Gesamtbaulich öffnet sich das Stadtcasino mit seinen beiden Musiksälen nun zum Barfüsserplatz, stellt eine direkte Verbindung her und kehrt der vielbefahrenen Straße Steinenberg den Rücken zu. Das Problem mit dieser abschüssigen Straße für einen Konzertsaal sind die Trambahnen, die im Minutentakt Hörerlebnisse unterbinden könnten. Spezielle Dämpfer im Schienenbett, die die Bahnen besonders leise und erschütterungsfrei vorbeiführen sowie extrem dickes schallisoliertes Glas der großen Fenster zum Saal verhindern Störungen dieser Art. Da hört sich dann auch ein Pianissimo an wie es sollte.

 

Stadt- und handlungsräumlich immens aufwertend ist, dass der Barfüsserplatz nun wie eine Art Vorgarten, wie ein sich öffnender realer Bühnenraum genutzt werden kann, mit direkten Zugängen zum Historischen Museum in der Barfüsserkirche und mit einer neu entstandenen Gasse entlang der ebenso neuen Fassade, die zum Literaturhaus Basel und zur Bibliothek des Historischen Museums sowie zur Kulturmeile mit dem Tinguely-Brunnen, der Kunsthalle Basel und dem Schweizerischen Architekturmuseum führt.

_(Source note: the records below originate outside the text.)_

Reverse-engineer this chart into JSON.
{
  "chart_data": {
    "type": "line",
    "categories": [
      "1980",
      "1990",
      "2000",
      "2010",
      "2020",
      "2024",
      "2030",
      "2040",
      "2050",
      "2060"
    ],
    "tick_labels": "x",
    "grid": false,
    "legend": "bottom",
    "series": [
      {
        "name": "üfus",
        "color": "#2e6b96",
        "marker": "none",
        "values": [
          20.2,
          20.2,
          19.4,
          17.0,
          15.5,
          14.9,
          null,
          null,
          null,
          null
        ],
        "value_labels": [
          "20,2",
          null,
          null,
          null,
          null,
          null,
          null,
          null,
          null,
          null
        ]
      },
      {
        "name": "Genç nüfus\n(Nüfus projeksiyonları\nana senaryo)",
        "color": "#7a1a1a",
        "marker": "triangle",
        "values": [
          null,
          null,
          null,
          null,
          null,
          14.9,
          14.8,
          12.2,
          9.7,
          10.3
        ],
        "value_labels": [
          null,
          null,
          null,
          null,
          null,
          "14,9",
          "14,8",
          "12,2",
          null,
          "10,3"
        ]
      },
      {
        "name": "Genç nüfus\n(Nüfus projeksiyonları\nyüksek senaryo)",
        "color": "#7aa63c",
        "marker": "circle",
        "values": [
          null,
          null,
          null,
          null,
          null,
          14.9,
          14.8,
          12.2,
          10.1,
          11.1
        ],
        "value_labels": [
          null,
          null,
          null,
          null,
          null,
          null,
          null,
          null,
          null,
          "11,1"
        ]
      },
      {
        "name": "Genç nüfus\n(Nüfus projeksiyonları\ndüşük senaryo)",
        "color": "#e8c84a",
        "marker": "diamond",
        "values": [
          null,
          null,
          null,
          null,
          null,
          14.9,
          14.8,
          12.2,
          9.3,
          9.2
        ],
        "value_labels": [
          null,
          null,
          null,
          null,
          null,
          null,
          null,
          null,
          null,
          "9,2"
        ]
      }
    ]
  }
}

Im etwas weiteren Umkreis liegen das Museum der Kulturen, das Kunstmuseum Basel, das Theater Basel sowie das Spielzeug Welten Museum und schließlich das Jüdische Museum Schweiz, das erste Museum seiner Art im deutschsprachigen Raum nach dem Krieg, das die Jahrhunderte der jüdischen Kulturgeschichte dokumentiert und aufarbeitet.